The virtual ghost of anarchism is haunting the tabloids again, this time in the form of the Black Rose Syndicat, an Internet phantasm promising to ruin the G20 summit in Brisbane in November next year. No anarchist I know of, in Sydney or elsewhere, has had any association with the Syndicat in real life. So who are they — and why are they newsworthy?
The Syndicat is of very recent origin. Their name is presumably a corruption of the French term ‘syndicate’, meaning 'union'. In similarly garbled language they announced their existence in a May post on Sydney Indymedia. Their program? “[A]dherence to a grand Syndicat vision, Globalised Anarchy”, among other things.
The Facebook page linked to in the Indymedia article has since been retitled Save the PUNK Foundation: Anonymous Group; it, in turn, links to an eBay account titled The Black Rose Rock Shop, maintained by “vanadiumrockshop”, which sells a range of items from political literature to women’s clothing, men’s jeans, tablet/iPad covers and even Lady Gaga CDs.
For local anarchists "Black Rose" is more commonly associated with the infoshop established in Sydney in 1984, currently operating out of premises in Newtown. Despite the Syndicat having adopted the term and also claiming to be located in Newtown, there are no links between the two that I know of.
While the Syndicat’s fragmented and frequently bizarre public announcements seem intended to position it as a group dedicated to militant confrontation with its enemies, it has given shout-outs to the Sydney-based fascist "New Right" groupuscule sometimes known as the "national anarchists" — a group Sydney anarchists have clashed with in the past — and the WikiLeaks Party.
The Courier-Mail's confused report on the Syndicat serves to warn those who actually intend to oppose the G20 summit that the authorities are ready. It also informs the general public that, while legislative and police measures may seem unduly harsh, they’re required in order to prevent the "chaos and mayhem" the anarchists, along with their black hoodies, promise to bring to Brisbane.
In the wake of the Mail’s Syndicat report, Clive Williams, “a specialist in politically motivated violence from Macquarie University”, was invited on to 4BC to inform listeners what he knew of the group.
According to Williams, the group is “probably loosely” based at the University of Sydney, but is certainly encouraging others to attend the summit to commit violence and is likely connected, in some fashion, to the anarchist group known as the Black Bloc.
Williams' analysis has many flaws — in regards to the Syndicat, summit protest history and anarchist philosophy and practice — but broadly supports the state’s criminalisation of a range of actions previously understood as constituting legitimate protest activity.
Since the late 1990s and early 2000s, on a global scale, state authorities have developed a fairly standard repertoire of tactics intended to repress anti-summit protests. Apart from routine surveillance and infiltration, included among these measures are the fortification of summit sites, the establishment of security zones, the introduction of repressive legislation, comprehensive media strategies and the targeting of key individuals, groups and coalitions with the aim of disrupting protest organisation, legal monitoring and medical aid.

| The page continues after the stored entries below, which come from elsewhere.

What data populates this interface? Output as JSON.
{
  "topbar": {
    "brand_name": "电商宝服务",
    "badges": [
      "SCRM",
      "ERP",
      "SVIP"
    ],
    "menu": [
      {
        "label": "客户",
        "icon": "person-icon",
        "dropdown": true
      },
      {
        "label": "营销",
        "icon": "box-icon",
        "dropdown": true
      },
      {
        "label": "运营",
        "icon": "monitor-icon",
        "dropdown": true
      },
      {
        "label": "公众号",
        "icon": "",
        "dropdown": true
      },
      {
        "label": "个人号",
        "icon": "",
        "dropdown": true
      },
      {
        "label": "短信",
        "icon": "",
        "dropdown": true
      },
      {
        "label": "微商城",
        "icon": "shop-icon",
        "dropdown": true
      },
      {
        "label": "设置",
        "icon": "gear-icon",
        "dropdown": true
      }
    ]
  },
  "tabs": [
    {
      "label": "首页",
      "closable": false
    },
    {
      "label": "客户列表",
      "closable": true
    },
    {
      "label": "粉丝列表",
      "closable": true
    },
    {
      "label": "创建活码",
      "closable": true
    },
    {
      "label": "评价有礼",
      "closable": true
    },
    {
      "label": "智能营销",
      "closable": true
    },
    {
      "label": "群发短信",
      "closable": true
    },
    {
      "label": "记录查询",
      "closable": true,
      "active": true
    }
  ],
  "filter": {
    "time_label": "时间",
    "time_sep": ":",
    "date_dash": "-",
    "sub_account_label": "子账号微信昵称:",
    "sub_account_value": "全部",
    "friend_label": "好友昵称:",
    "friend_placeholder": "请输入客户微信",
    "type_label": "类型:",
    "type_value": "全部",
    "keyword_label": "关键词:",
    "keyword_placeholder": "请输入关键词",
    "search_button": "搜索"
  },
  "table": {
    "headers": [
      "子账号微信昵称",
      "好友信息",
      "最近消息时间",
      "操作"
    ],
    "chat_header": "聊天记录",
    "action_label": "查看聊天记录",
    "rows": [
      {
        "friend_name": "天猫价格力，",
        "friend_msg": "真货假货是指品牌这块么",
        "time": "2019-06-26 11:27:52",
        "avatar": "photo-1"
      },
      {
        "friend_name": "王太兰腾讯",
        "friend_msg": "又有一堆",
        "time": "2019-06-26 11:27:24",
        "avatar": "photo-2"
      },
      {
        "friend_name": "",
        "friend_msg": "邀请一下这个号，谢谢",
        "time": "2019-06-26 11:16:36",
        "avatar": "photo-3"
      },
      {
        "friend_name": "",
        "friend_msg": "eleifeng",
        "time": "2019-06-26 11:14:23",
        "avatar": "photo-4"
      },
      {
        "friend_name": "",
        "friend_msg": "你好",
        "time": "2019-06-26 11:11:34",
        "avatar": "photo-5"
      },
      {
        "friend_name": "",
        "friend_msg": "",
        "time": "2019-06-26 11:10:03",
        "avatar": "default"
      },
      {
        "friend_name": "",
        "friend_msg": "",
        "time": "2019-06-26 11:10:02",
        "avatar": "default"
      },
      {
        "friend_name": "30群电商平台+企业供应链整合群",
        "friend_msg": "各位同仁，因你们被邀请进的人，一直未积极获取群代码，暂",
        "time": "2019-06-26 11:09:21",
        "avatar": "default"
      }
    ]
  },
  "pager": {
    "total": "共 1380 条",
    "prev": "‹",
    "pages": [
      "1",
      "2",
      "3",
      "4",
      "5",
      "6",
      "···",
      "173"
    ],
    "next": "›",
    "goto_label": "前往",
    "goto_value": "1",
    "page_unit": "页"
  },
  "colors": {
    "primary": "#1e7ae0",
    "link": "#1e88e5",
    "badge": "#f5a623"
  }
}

Overall, and especially when placed in the context of the global post-9/11 War on Terror, the strategy has been remarkably, although not entirely, successful. While the G20 summit in Melbourne in 2006 was the site of some spirited protest (and many years of trials for those unfortunate enough to be deemed ‘rioters’), the major concern raised in much of the commentary regarding 2014’s gathering has been to avoid a repeat of the more militant and widespread opposition to the G20 summit in Toronto in June 2010, at which the police engaged in the largest mass arrest (over 900 people) in Canadian history.
The Syndicat identified by the Courier-Mail in 2013 conforms to the type produced by the Daily Telegraph to titillate at the time of the WTO summit and protests in Sydney in November, 2002. On that occasion readers were treated to the spectacle of a man named “Jonny Hammerlock”. From the front pages a balaclava-clad Jonny proudly declared that he would be in the front lines of the protest, using something he called a "molotov bong" — yes, a cross between a bong and a Molotov cocktail — to disrupt the summit.
Rather like the Syndicat, Jonny Hammerlock came from nowhere, performed for the cameras, and then disappeared. Nobody I knew had ever seen Jonny before and sadly I’ve heard nothing from the comrade since.
As it stands, while the Syndicat is unlikely to rock the summit’s foundations, it remains possible that anarchists will form a small part of a much larger mobilisation. Having already introduced draconian laws drastically curbing civil liberties, the coming year will see the Queensland government seeking to implement a series of unpopular policies aimed at depressing wages and conditions. The G20 may yet become a focus of these and other, broader concerns — and who knows, maybe Jonny Hammerlock and his Molotov bong will stage a return.